Minim Pengawasan, Teroris Serok Dana dari Paypal dan Bitcoin

Elisa Valenta Sari | CNN Indonesia
Senin, 09 Jan 2017 14:35 WIB
Hasil penelusuran PPATK mendeteksi bahwa PayPal dan Bitcoin sering dimanfaatkan para teroris, ketimbang menggunakan layanan keuangan perbankan.
Hasil penelusuran PPATK mendeteksi bahwa PayPal dan Bitcoin sering dimanfaatkan para teroris, ketimbang menggunakan layanan keuangan perbankan. (REUTERS/Robert Galbraith).
Jakarta, CNN Indonesia -- Pusat Pelaporan dan Analisis Transaksi Keuangan (PPATK) mensinyalir modus transaksi pelaku teror dalam memfasilitasi aksi-aksinya, yakni melalui pembayaran virtual, dalam hal ini, PayPal dan BitCoin. Keduanya merupakan produk sistem pembayaran yang diasuh perusahaan teknologi berbasis keuangan (financial technology/fintech).

Hasil penelusuran PPATK mendeteksi bahwa PayPal dan Bitcoin sering dimanfaatkan para teroris, ketimbang menggunakan layanan keuangan perbankan. PayPal merupakan sistem atau mekanisme pembayaran yang dilakukan secara online. Sementara, BitCoin adalah mata uang virtual untuk transaksi online.

Direktur Pemeriksaan dan Riset PPATK Ivan Yustiavand mengatakan, penggunaan PayPal dan BitCoin dimaksudkan agar para teroris dapat menghindari pantauan penegak hukum yang umumnya menelusuri aliran dana melalui sistem perbankan.

ADVERTISEMENT

SCROLL TO CONTINUE WITH CONTENT

"Prinsipnya teroris itu, bagaimana memindahkan uang dari satu pihak ke pihak lainnya tanpa melalui sistem perbankan. Karena kalau lewat perbankan kan mudah dideteksi melalui PPATK. Tetapi, kalau menggunakan PayPal, fintech, virtual currency, itu kan di luar sistem perbankan," ujarnya, Senin (9/1).

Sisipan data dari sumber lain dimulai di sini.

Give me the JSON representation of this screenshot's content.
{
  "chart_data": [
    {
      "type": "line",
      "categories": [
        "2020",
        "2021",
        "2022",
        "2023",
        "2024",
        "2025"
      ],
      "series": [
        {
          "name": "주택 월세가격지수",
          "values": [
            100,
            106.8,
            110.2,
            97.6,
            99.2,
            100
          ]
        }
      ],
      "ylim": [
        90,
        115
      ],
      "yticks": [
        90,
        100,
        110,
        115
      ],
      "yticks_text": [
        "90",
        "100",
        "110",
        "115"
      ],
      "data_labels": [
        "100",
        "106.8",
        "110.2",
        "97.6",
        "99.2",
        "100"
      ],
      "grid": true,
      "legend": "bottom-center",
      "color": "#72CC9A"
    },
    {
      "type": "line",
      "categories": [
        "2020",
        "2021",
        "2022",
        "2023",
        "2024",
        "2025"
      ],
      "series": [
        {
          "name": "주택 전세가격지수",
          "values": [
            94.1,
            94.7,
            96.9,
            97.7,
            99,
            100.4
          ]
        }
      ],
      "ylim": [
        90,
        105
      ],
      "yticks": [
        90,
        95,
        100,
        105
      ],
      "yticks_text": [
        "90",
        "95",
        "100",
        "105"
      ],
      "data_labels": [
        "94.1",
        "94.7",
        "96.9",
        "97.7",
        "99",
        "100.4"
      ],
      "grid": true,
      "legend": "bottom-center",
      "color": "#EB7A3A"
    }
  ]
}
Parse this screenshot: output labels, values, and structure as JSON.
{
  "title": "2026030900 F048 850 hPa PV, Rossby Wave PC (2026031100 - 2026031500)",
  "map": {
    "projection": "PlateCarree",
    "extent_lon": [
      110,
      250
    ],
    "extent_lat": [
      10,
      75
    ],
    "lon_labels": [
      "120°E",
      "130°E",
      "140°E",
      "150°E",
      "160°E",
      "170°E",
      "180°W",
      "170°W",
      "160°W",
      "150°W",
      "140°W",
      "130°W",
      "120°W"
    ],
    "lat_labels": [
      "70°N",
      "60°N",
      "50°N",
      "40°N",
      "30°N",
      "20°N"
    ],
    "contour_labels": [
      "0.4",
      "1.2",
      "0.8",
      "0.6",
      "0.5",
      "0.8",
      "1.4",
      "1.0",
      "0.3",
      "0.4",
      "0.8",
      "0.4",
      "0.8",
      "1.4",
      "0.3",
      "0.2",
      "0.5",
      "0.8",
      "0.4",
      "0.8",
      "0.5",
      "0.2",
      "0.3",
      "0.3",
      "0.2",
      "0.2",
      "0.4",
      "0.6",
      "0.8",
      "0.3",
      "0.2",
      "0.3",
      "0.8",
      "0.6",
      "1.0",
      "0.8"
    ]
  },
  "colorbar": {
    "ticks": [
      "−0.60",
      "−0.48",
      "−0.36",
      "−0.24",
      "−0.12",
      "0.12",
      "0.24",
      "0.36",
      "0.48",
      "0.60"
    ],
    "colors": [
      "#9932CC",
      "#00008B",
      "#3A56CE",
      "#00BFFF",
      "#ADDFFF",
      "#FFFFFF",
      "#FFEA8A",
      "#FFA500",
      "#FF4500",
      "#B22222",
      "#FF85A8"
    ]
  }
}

Ivan mengakui, tak mudah untuk melacak transaksi yang melibatkan sistem pembayaran internasional tersebut. Maklumlah, sistem pembayaran lewat udara ini masih terbilang teknologi baru, terutama di Indonesia.

Asal tahu saja, pemanfaatan PayPal dan BitCoin untuk aksi-aksi terorisme ini terendus ketika tersangka terorisme Bahrun Naim ditelusuri menerima sejumlah dana masuk ke dalam negeri.

Aktivitas tersebut tergolong modern, mengingat transaksi jenis virtual tersebut jarang dilakukan di Indonesia. Sayangnya, Ivan enggan merinci berapa nilai yang ditransfer Bahrun Naim pada saat itu.

Namun demikian, PayPal dan BitCoin sebagai sistem pembayaran oleh teroris juga masih memiliki sejumlah kelemahan. Kelemahan tersebut terkuak setelah Bahrun Naim mengirim BitCoin via PayPal dan diterima oleh end user.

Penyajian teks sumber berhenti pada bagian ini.